If you don’t have Python, grab the latest 2.x installer — download and double-click to get yourself some Python. On a Mac, a better, but more involved option is to use Homebrew and follow its instructions for installing Python.
If you just installed Python, then you’ll need to also install
$ easy_install pip
After you have
pip, you can install
$ pip install virtualenv
Let’s get started with a new virtual environment. The distribute flag installs distribute and pip immediately after creating the new virtual environment.
$ virtualenv --distribute ~/venv/emr
That was quick. Let’s activate our new virtual environment.
$ source ~/venv/emr/bin/activate
Next we will install Yelp’s mrjob. We will use
pip to make sure we get all the dependencies.
(emr)$ pip install mrjob ... Successfully installed mrjob boto PyYAML simplejson
Let’s see if that worked.
(emr)$ cd ~/venv/emr/lib/python2.7/site-packages/mrjob/examples (emr)$ python mr_word_freq_count.py mr_word_freq_count.py no configs found; falling back on auto-configuration ... Streaming final output ... "'__main__'" 1 "0" 2 "1" 1 "2" 2 "2009" 1 ... removing tmp directory...
Looks like we’ve got basic functionality.

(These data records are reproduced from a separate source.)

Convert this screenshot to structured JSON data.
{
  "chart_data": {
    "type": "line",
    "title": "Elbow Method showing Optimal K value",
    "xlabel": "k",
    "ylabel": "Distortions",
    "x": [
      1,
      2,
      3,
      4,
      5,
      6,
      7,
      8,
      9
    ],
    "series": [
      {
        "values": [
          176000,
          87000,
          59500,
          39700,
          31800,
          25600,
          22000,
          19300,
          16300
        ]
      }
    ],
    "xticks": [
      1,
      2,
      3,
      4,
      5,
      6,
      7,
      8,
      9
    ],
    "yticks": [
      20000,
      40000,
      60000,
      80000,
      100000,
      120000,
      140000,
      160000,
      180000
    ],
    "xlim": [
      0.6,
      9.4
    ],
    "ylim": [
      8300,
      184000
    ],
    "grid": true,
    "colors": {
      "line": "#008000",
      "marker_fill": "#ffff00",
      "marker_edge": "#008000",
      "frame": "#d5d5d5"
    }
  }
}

Next we will create a configuration file to store your access credentials. Make a file in your home directory
~/.mrjob.conf. Get your access key and secret key. From the My Account/Console dropdown, select Security Credentials. In the Access Credentials section of the page, under the Access Keys tab, you should see your Access Key ID and a link to show your Secret Access Key. Write these in your
~/.mrjob.conf configuration file.
runners: emr: aws_access_key_id: 8jkYp8aXFDMmDsQn aws_secret_access_key: 8jkYp8aXFDMmDsQn8jkYp8aXFDMmDsQn
Okay, ready to test.
(emr)$ cd ~/venv/emr/lib/python2.7/site-packages/mrjob/examples (emr)$ python mr_word_freq_count.py mr_word_freq_count.py -r emr using configs in /Users/mike/.mrjob.conf creating new scratch bucket mrjob-91ec4f2554293c21 using s3://mrjob-91ec4f2554293c21/tmp/ as our scratch dir on S3 creating S3 bucket 'mrjob-91ec4f2554293c21' to use as scratch space Uploading input to s3://... creating tmp directory /var/folders/0y/... writing master bootstrap script to /var/folders/0y/... Copying non-input files into s3://... Waiting 5.0s for S3 eventual consistency Creating Elastic MapReduce job flow Job flow created with ID: j-1D9WVRKQNM1EZ Job launched 30.5s ago, status STARTING: Starting instances Job launched 60.9s ago, status STARTING: Starting instances Job launched 91.4s ago, status STARTING: Starting instances Job launched 122.0s ago, status STARTING: Starting instances Job launched 152.4s ago, status STARTING: Starting instances Job launched 183.0s ago, status STARTING: Configuring cluster... Job launched 213.3s ago, status BOOTSTRAPPING: ... Job launched 243.9s ago, status BOOTSTRAPPING: ... Job launched 274.5s ago, status RUNNING: ... Step 1 of 1) Job completed. Running time was 49.0s... ec2_key_pair_file not specified, going to S3 Fetching counters from S3... Waiting 5.0s for S3 eventual consistency Counters from step 1: FileSystemCounters: FILE_BYTES_READ: 834 FILE_BYTES_WRITTEN: 1831 S3_BYTES_READ: 1572 S3_BYTES_WRITTEN: 987 Job Counters : Launched map tasks: 2 Launched reduce tasks: 1 Rack-local map tasks: 2 Map-Reduce Framework: Combine input records: 152 Combine output records: 103 Map input bytes: 1047 Map input records: 36 Map output bytes: 1501 Map output records: 152 Reduce input groups: 97 Reduce input records: 103 Reduce output records: 97 Reduce shuffle bytes: 933 Spilled Records: 206 Streaming final output from s3://... "'__main__'" 1 "0" 2 "1" 1 "2" 2 "2009" 1 ... "www" 1 "yelp" 1 "yield" 3 "you" 2 removing tmp directory /var/folders/0y/... Removing all files in s3://... Removing all files in s3://.../tmp/logs/j-1D9WVRKQNM1EZ/ Terminating job flow: j-1D9WVRKQNM1EZ
And that’s Hadoop. It probably cost you about $0.40 for the one hour (rounded up) of Elastic MapReduce “m1.small” instance.
To debug your map-reduce jobs, you’ll want to have access to the job tracker. I’ll leave this as an exercise for the reader. The mrjob documentation on how to enable the Hadoop Job Tracker describes the process well.